I use various Google products, including Gmail. Yet I do so with the knowledge that Google’s primary business is the sale of privacy, not technology. It is hilarious to see Congress debate privacy issues surrounding Google’s proposed acquisition of doubleclick. And Microsoft’s attempt to block the acquisition misses the key point, a tax loophole Google is skillfully exploiting, just as Microsoft did prior to 2003.

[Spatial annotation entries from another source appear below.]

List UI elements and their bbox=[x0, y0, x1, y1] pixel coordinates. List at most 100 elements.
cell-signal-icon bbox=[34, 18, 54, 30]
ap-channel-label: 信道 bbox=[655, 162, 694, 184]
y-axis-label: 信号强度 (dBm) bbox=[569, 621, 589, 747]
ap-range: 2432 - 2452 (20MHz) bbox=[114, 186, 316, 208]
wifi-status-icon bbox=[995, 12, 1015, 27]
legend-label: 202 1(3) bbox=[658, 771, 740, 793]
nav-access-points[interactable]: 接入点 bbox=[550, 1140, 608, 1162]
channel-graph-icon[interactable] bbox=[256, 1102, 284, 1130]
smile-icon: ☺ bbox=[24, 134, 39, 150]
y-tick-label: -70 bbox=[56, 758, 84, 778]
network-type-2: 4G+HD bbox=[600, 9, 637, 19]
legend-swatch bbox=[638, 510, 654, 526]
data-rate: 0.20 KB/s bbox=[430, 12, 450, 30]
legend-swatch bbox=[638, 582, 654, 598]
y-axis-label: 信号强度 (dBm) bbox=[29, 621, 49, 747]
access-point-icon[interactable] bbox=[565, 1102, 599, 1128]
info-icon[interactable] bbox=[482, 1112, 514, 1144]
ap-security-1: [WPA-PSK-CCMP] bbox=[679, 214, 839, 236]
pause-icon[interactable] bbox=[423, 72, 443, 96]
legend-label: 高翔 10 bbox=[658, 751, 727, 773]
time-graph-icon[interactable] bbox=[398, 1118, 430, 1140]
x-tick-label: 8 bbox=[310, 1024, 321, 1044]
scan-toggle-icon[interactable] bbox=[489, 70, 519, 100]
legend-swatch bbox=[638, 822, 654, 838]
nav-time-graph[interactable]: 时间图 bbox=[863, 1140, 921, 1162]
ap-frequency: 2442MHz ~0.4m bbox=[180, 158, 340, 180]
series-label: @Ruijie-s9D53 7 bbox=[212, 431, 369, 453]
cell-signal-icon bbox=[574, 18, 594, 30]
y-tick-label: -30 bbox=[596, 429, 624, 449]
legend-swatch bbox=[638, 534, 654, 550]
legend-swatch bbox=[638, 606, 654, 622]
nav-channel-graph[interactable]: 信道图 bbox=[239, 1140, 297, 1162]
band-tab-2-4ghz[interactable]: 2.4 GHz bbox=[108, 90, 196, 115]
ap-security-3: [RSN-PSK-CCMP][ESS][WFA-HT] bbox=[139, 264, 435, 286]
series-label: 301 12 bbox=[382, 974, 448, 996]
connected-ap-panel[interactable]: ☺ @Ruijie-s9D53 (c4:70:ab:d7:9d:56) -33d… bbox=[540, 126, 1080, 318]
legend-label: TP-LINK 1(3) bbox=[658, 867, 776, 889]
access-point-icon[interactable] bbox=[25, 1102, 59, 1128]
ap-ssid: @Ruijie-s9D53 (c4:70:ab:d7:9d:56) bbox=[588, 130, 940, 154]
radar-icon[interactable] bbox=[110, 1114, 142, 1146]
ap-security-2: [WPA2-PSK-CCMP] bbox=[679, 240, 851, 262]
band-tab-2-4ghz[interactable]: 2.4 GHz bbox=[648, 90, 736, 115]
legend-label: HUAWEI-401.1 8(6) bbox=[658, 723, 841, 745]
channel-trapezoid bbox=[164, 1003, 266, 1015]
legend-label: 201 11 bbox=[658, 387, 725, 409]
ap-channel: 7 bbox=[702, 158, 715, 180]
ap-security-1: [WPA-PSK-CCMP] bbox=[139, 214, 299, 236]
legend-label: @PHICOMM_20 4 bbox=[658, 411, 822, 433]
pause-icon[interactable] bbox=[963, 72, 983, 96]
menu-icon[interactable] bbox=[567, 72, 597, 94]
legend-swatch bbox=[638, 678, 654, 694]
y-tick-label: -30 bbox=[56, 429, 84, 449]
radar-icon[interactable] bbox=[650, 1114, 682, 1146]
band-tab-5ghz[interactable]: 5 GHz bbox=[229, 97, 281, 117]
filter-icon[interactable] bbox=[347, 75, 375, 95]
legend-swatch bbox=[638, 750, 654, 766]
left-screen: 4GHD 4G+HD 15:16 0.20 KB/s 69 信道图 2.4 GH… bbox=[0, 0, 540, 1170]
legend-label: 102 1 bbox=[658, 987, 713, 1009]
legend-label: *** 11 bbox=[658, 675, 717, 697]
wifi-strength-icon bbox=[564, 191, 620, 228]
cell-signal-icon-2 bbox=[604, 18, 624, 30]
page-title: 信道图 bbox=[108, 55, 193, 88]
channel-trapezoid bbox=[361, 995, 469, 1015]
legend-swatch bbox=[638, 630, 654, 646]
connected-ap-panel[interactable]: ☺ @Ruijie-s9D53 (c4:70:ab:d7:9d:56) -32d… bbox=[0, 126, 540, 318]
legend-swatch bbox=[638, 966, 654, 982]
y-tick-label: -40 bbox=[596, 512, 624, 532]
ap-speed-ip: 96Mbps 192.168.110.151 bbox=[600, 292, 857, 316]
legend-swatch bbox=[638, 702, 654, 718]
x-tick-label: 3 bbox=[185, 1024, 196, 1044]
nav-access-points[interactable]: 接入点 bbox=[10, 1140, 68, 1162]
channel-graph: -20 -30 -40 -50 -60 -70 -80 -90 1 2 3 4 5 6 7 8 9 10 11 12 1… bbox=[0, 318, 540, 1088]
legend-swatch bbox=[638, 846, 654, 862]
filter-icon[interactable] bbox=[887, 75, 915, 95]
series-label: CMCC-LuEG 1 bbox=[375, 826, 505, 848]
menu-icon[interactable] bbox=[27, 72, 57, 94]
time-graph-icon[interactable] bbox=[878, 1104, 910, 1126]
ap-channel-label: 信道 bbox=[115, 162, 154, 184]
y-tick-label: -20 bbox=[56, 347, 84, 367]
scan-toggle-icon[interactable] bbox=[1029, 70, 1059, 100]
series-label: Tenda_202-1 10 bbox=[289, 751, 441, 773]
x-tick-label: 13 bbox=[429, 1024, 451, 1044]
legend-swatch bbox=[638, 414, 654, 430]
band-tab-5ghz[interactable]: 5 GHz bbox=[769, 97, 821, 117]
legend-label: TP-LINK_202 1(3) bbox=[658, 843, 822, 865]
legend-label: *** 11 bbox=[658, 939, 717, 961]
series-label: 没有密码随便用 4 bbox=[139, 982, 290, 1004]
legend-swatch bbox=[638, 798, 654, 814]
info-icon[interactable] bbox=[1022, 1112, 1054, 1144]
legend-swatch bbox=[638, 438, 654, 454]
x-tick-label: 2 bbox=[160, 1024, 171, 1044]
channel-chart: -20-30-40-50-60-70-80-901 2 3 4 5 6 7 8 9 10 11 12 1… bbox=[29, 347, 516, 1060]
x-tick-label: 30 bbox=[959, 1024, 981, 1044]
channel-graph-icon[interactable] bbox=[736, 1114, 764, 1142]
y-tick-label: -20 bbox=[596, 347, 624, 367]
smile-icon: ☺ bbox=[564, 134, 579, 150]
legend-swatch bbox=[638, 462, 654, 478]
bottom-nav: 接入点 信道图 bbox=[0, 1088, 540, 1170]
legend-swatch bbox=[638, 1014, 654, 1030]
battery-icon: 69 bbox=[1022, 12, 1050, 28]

Google is now accumulating vast amounts of cash via non-payment of income taxes and Microsoft has no hope of competing with this. When I first disclosed that Microsoft paid zero federal income taxes in 1999, Gretchen Morgenson, a reporter at the NY Times who went on to win a Pulitzer Prize doing stories from my core research, laughed, saying that was ridiculous. Here is the link to the NY Times front page June 2000 story based exclusively on this research, confirming Microsoft paid no income tax, for which she graciously provided a couple minor quotes at the end of the article. Frankly, I think this is why the NY Times is struggling. It simply can’t accept that news is news, no matter where it comes from.
What Google is now doing is using massive deductions from stock options to reduce its tax liability, thereby creating a cash machine in the form of non payment of taxes, exactly what Microsoft did prior to terminating its options program in 2003, roughly 30 days after my April 2003 article for Barron’s was printed. And the cost of these options for Google is also not fully reflected in Google’s financial statements, fueling the stock price and making it a more valuable currency for acquisitions.
Even after a multi-year heated debate, Congress and the SEC still don’t understand the significance of options accounting and how it corrupts the competitive market landscape. The solution is simple and that is to allow companies to issue all the options they want, provided that the expense is recognized when they are exercised by employees. Recognizing expense on the date of grant, the Black Scholes model, etc. – is all nonsense aimed at hookwinking the public and regulators.
Who would have ever thought that Microsoft would be done in by a scheme it invented, the scheme being the excessive issuance of options designed to pay employees without recognizing the respective cost in the financials, thereby creating vast sums of cash and a more valuable currency, its stock, for acquisitions.